All existing .NET APIs are not batching. For example, they deal with each Socket separately. Making them use io_uring means adding an additional layer that causes the operations to be batched. The cost of that layer will be significant compared to the benchmarks/apps that inherently batch.

elachlan commented 2 years ago

Another improvement: ~500K IOPS/core improvement or around a 5~6% efficiency upgrade https://www.phoronix.com/scan.php?page=news_item&px=Linux-5.17-Will-Continue-IO

I imagine a whole new set of APIs might be needed, or maybe FileStream uses it under the hood in high load scenarios. I think the idea is that if you implement the base somewhere, then it will slowly be added to the rest of .NET and optimized.

pr8x commented 2 years ago

Is there any news on this topic? I think FileStream (at least without substantial refactorings) doesn't seem to be the right API for this as it does not support batching.

ayende commented 2 years ago

Isn't that what RandomAccess suppose to give?

adamsitnik commented 2 years ago

Is there any news on this topic?

We are not planning to add io_uring support for .NET 7. The main reason for that is currently in most common scenarios we would observe a perf regression. Currently in io_uring the producer and consumer (the thread that adds and removes work items to/from the ring) needs to be the same thread. It just does not work well with our current Thread Pool model.

Isn't that what RandomAccess suppose to give?

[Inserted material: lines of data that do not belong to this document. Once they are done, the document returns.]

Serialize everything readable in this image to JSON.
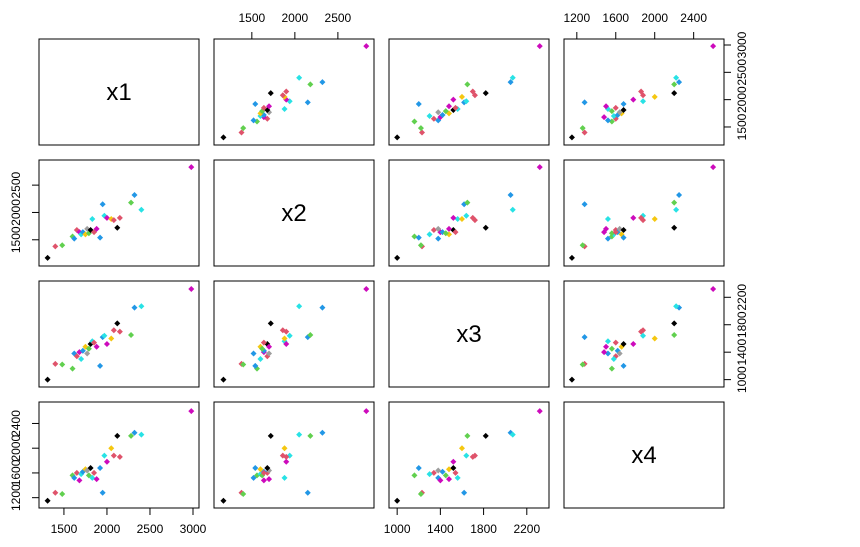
{
  "chart_data": {
    "type": "scatter-matrix",
    "variables": [
      "x1",
      "x2",
      "x3",
      "x4"
    ],
    "ranges": {
      "x1": [
        1280,
        3000
      ],
      "x2": [
        1130,
        2850
      ],
      "x3": [
        980,
        2350
      ],
      "x4": [
        1130,
        2650
      ]
    },
    "ticks": {
      "x1": [
        1500,
        2000,
        2500,
        3000
      ],
      "x2": [
        1500,
        2000,
        2500
      ],
      "x3": [
        1000,
        1400,
        1800,
        2200
      ],
      "x4": [
        1200,
        1600,
        2000,
        2400
      ]
    },
    "tick_labels": {
      "x1": [
        "1500",
        "2000",
        "2500",
        "3000"
      ],
      "x2": [
        "1500",
        "2000",
        "2500"
      ],
      "x3": [
        "1000",
        "1400",
        "1800",
        "2200"
      ],
      "x4": [
        "1200",
        "1600",
        "2000",
        "2400"
      ]
    },
    "palette": [
      "#000000",
      "#DF536B",
      "#61D04F",
      "#2297E6",
      "#28E2E5",
      "#CD0BBC",
      "#F5C710",
      "#9E9E9E"
    ],
    "points": [
      {
        "x1": 1310,
        "x2": 1170,
        "x3": 1000,
        "x4": 1150,
        "c": 0
      },
      {
        "x1": 1400,
        "x2": 1380,
        "x3": 1230,
        "x4": 1280,
        "c": 1
      },
      {
        "x1": 1480,
        "x2": 1400,
        "x3": 1220,
        "x4": 1260,
        "c": 2
      },
      {
        "x1": 1600,
        "x2": 1560,
        "x3": 1160,
        "x4": 1560,
        "c": 2
      },
      {
        "x1": 1620,
        "x2": 1520,
        "x3": 1380,
        "x4": 1520,
        "c": 3
      },
      {
        "x1": 1650,
        "x2": 1680,
        "x3": 1340,
        "x4": 1600,
        "c": 1
      },
      {
        "x1": 1680,
        "x2": 1640,
        "x3": 1400,
        "x4": 1480,
        "c": 5
      },
      {
        "x1": 1700,
        "x2": 1600,
        "x3": 1300,
        "x4": 1580,
        "c": 4
      },
      {
        "x1": 1720,
        "x2": 1640,
        "x3": 1420,
        "x4": 1620,
        "c": 3
      },
      {
        "x1": 1750,
        "x2": 1600,
        "x3": 1480,
        "x4": 1660,
        "c": 6
      },
      {
        "x1": 1770,
        "x2": 1700,
        "x3": 1380,
        "x4": 1640,
        "c": 7
      },
      {
        "x1": 1790,
        "x2": 1620,
        "x3": 1450,
        "x4": 1560,
        "c": 2
      },
      {
        "x1": 1810,
        "x2": 1680,
        "x3": 1520,
        "x4": 1680,
        "c": 0
      },
      {
        "x1": 1830,
        "x2": 1880,
        "x3": 1560,
        "x4": 1520,
        "c": 4
      },
      {
        "x1": 1850,
        "x2": 1640,
        "x3": 1540,
        "x4": 1600,
        "c": 1
      },
      {
        "x1": 1880,
        "x2": 1700,
        "x3": 1480,
        "x4": 1500,
        "c": 5
      },
      {
        "x1": 1920,
        "x2": 1540,
        "x3": 1200,
        "x4": 1680,
        "c": 3
      },
      {
        "x1": 1950,
        "x2": 2150,
        "x3": 1620,
        "x4": 1280,
        "c": 3
      },
      {
        "x1": 1970,
        "x2": 1940,
        "x3": 1640,
        "x4": 1880,
        "c": 4
      },
      {
        "x1": 2000,
        "x2": 1900,
        "x3": 1520,
        "x4": 1780,
        "c": 5
      },
      {
        "x1": 2050,
        "x2": 1880,
        "x3": 1600,
        "x4": 2000,
        "c": 6
      },
      {
        "x1": 2080,
        "x2": 1860,
        "x3": 1720,
        "x4": 1880,
        "c": 1
      },
      {
        "x1": 2120,
        "x2": 1720,
        "x3": 1820,
        "x4": 2200,
        "c": 0
      },
      {
        "x1": 2150,
        "x2": 1900,
        "x3": 1700,
        "x4": 1860,
        "c": 1
      },
      {
        "x1": 2280,
        "x2": 2180,
        "x3": 1650,
        "x4": 2200,
        "c": 2
      },
      {
        "x1": 2320,
        "x2": 2320,
        "x3": 2050,
        "x4": 2250,
        "c": 3
      },
      {
        "x1": 2400,
        "x2": 2050,
        "x3": 2070,
        "x4": 2220,
        "c": 4
      },
      {
        "x1": 2980,
        "x2": 2830,
        "x3": 2320,
        "x4": 2600,
        "c": 5
      }
    ]
  }
}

@ayende is right, RandomAccess supports passing multiple buffers:

https://devblogs.microsoft.com/dotnet/file-io-improvements-in-dotnet-6/#scatter-gather-io

AlexeiScherbakov commented 11 months ago

May be FileStream is bad place for io_uring? Queue rings can be implemented in software level by System.Threading.Tasks.Dataflow primitives, and I think that io_uring place in .NET must be in separate async only primitive.